In his first professional season, however, Wood showed much more than many expected. Despite his size, he doesn’t seem out of place in center field at this level, and it isn’t impossible he stays there as he rises through the organization. He stole 10 bases while never being caught, and he was a much more complete hitter than advertised; hitting opposite-field singles just as capably as mashing doubles and, as time went on, home runs. Interestingly enough, the prospect known for size and power did not homer until his 14th game, doing so again in his 22nd game, and the 26th and final game of his 2021 season.
Wood finished his first campaign tied for fourth in the Complex League in batting average, and fifth in stolen bases.
Runner-Up: OF Pierce Jones .302/.446/.524, 26K/16BB in 83 PA; 6 SB/2 CS
There are a few players who could easily lay claim to this spot, but Jones performed over the most plate appearances of the group. A 26th round selection in the 2019 draft out of Marian Catholic High School in Chicago, Illinois, Jones struggled mightily in Arizona in his age-18 season. After a year away due to the pandemic, Jones is still only 20-years old, and started to show progress at the plate to match his well-regarded defense in the outfield.
He began the year with a decent July, slashing .286/.381/.400, but it was August which netted him promotion to Lake Elsinore. In 35 plate appearances in August, Jones slashed .348/.543/.652, walked 11 times against 11 strikeouts, and hit two of his four home runs.

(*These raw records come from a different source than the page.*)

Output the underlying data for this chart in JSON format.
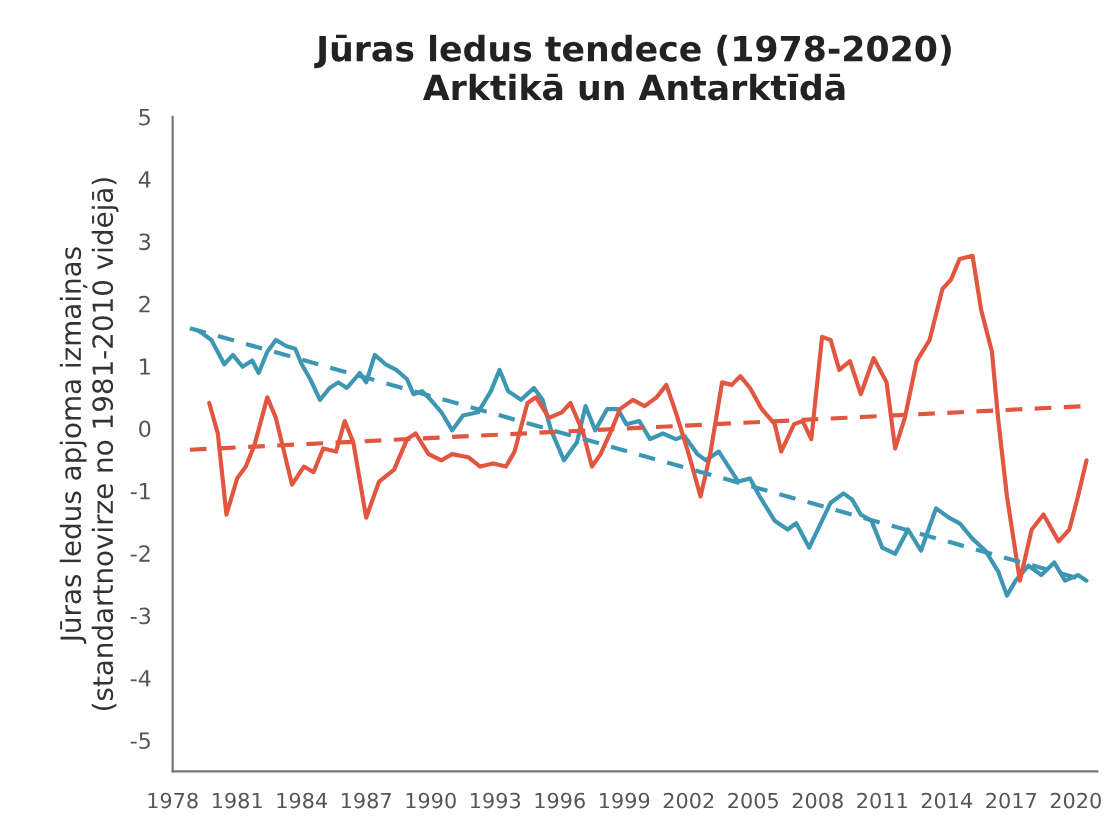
{
  "chart_data": {
    "type": "line",
    "title": "Jūras ledus tendece (1978-2020)\nArktikā un Antarktīdā",
    "ylabel": "Jūras ledus apjoma izmaiņas\n(standartnovirze no 1981-2010 vidējā)",
    "xlim": [
      1978,
      2021
    ],
    "xticks": [
      1978,
      1981,
      1984,
      1987,
      1990,
      1993,
      1996,
      1999,
      2002,
      2005,
      2008,
      2011,
      2014,
      2017,
      2020
    ],
    "ylim": [
      -5.5,
      5
    ],
    "yticks": [
      -5,
      -4,
      -3,
      -2,
      -1,
      0,
      1,
      2,
      3,
      4,
      5
    ],
    "grid": false,
    "legend": false,
    "series": [
      {
        "color": "#3d97b2",
        "line_style": "solid",
        "x": [
          1979.2,
          1979.8,
          1980.4,
          1980.8,
          1981.25,
          1981.7,
          1982.0,
          1982.4,
          1982.8,
          1983.3,
          1983.7,
          1984.0,
          1984.4,
          1984.85,
          1985.3,
          1985.7,
          1986.1,
          1986.7,
          1987.0,
          1987.4,
          1987.9,
          1988.4,
          1988.9,
          1989.2,
          1989.6,
          1990.0,
          1990.5,
          1991.0,
          1991.5,
          1992.2,
          1992.8,
          1993.2,
          1993.6,
          1994.2,
          1994.8,
          1995.2,
          1995.6,
          1996.2,
          1996.8,
          1997.2,
          1997.65,
          1998.2,
          1998.7,
          1999.1,
          1999.7,
          2000.2,
          2000.8,
          2001.4,
          2001.8,
          2002.4,
          2002.8,
          2003.4,
          2003.85,
          2004.3,
          2004.85,
          2005.3,
          2006.0,
          2006.6,
          2007.0,
          2007.6,
          2008.0,
          2008.6,
          2009.2,
          2009.6,
          2010.0,
          2010.5,
          2011.0,
          2011.6,
          2012.2,
          2012.8,
          2013.5,
          2014.1,
          2014.6,
          2015.2,
          2015.8,
          2016.4,
          2016.8,
          2017.2,
          2017.8,
          2018.4,
          2019.0,
          2019.5,
          2020.1,
          2020.5
        ],
        "values": [
          1.57,
          1.42,
          1.03,
          1.18,
          0.99,
          1.09,
          0.89,
          1.23,
          1.42,
          1.32,
          1.28,
          1.03,
          0.79,
          0.46,
          0.65,
          0.74,
          0.65,
          0.89,
          0.74,
          1.18,
          1.03,
          0.94,
          0.79,
          0.55,
          0.6,
          0.46,
          0.26,
          -0.03,
          0.21,
          0.26,
          0.6,
          0.94,
          0.6,
          0.46,
          0.65,
          0.46,
          -0.03,
          -0.51,
          -0.22,
          0.36,
          -0.03,
          0.31,
          0.31,
          0.07,
          0.12,
          -0.17,
          -0.08,
          -0.17,
          -0.12,
          -0.41,
          -0.51,
          -0.37,
          -0.61,
          -0.85,
          -0.8,
          -1.09,
          -1.48,
          -1.62,
          -1.52,
          -1.91,
          -1.62,
          -1.19,
          -1.04,
          -1.14,
          -1.38,
          -1.48,
          -1.91,
          -2.01,
          -1.62,
          -1.96,
          -1.28,
          -1.43,
          -1.52,
          -1.77,
          -1.96,
          -2.3,
          -2.68,
          -2.44,
          -2.2,
          -2.35,
          -2.15,
          -2.44,
          -2.35,
          -2.44
        ]
      },
      {
        "color": "#e2553f",
        "line_style": "solid",
        "x": [
          1979.7,
          1980.1,
          1980.5,
          1981.0,
          1981.4,
          1981.8,
          1982.4,
          1982.8,
          1983.55,
          1984.1,
          1984.55,
          1985.0,
          1985.6,
          1986.0,
          1986.4,
          1987.0,
          1987.6,
          1988.3,
          1988.9,
          1989.3,
          1989.9,
          1990.5,
          1991.0,
          1991.75,
          1992.3,
          1992.9,
          1993.5,
          1993.9,
          1994.5,
          1994.9,
          1995.5,
          1996.1,
          1996.5,
          1997.1,
          1997.5,
          1997.9,
          1998.4,
          1998.8,
          1999.4,
          1999.95,
          2000.5,
          2000.96,
          2001.4,
          2002.0,
          2002.55,
          2003.0,
          2003.55,
          2004.0,
          2004.4,
          2004.85,
          2005.4,
          2006.0,
          2006.3,
          2006.9,
          2007.3,
          2007.7,
          2008.2,
          2008.6,
          2009.0,
          2009.5,
          2010.0,
          2010.6,
          2011.2,
          2011.6,
          2012.05,
          2012.6,
          2013.2,
          2013.8,
          2014.2,
          2014.6,
          2015.2,
          2015.6,
          2016.1,
          2016.4,
          2016.8,
          2017.4,
          2017.95,
          2018.5,
          2019.2,
          2019.7,
          2020.1,
          2020.5
        ],
        "values": [
          0.41,
          -0.08,
          -1.38,
          -0.8,
          -0.61,
          -0.27,
          0.5,
          0.17,
          -0.9,
          -0.61,
          -0.7,
          -0.32,
          -0.37,
          0.12,
          -0.22,
          -1.43,
          -0.85,
          -0.66,
          -0.17,
          -0.08,
          -0.41,
          -0.51,
          -0.41,
          -0.46,
          -0.61,
          -0.56,
          -0.61,
          -0.37,
          0.41,
          0.5,
          0.17,
          0.26,
          0.41,
          -0.08,
          -0.61,
          -0.41,
          -0.03,
          0.31,
          0.46,
          0.36,
          0.5,
          0.7,
          0.26,
          -0.41,
          -1.09,
          -0.41,
          0.74,
          0.7,
          0.84,
          0.65,
          0.31,
          0.07,
          -0.37,
          0.07,
          0.12,
          -0.17,
          1.47,
          1.42,
          0.94,
          1.08,
          0.55,
          1.13,
          0.74,
          -0.32,
          0.17,
          1.08,
          1.42,
          2.24,
          2.39,
          2.72,
          2.77,
          1.9,
          1.23,
          0.12,
          -1.09,
          -2.44,
          -1.62,
          -1.38,
          -1.81,
          -1.62,
          -1.09,
          -0.51
        ]
      },
      {
        "color": "#3d97b2",
        "line_style": "dashed",
        "x": [
          1978.8,
          2020.5
        ],
        "values": [
          1.61,
          -2.44
        ]
      },
      {
        "color": "#e2553f",
        "line_style": "dashed",
        "x": [
          1978.8,
          2020.5
        ],
        "values": [
          -0.34,
          0.36
        ]
      }
    ]
  }
}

Other Players Of Note: Top draft pick Jackson Merrill got off to a strong start, posting an .832 OPS through his first month, but faded before missing the last week of the season and finished his debut campaign with a .280/.339/.383 in 120 plate appearances. … Cole Cummings, an undrafted free agent out of University of California at Santa Barbara, slashed .283/.395/.500 in 76 plate appearances with a pair of home runs, five doubles, and a triple, earning himself a promotion to Lake Elsinore. Cummings also walked 11 times against 15 strikeouts. … What Nerwilian Cedeno, 19, lacked in playing time this season, he made up for in prodigious power, slugging a pair of home runs, a triple, and eight doubles in 66 plate appearances. The 19-year-old middle infielder did not hit a single home run in 210 PA in the DSL in 2019. … Undrafted free agent Justin Farmer logged just 53 plate appearances, but matched Wood and Jones for the team lead with three homers and posted a team-best .581 slugging percentage. … While River Ryan‘s .308/.349/.436 line as a designated hitter is intriguing on its own, the possibility that he could develop as a two-way player makes the North Carolinian a name to watch next year.
Top Position Prospect for the ACL: James Wood
Wood showed up in Peoria with the reputation of an all-or-nothing masher, and spent his first season showing strides in approach which translated into immediate results on the field. His speed is exceptional, especially given his size, his defense is capable in center field, and he hit the ball where it’s pitched far more than anticipated. While still seen as a project with great initial tools, Wood showed in 2021 he can play pro baseball at a high level. His development will continue in 2022, most likely in the Padres’ backyard in Lake Elsinore.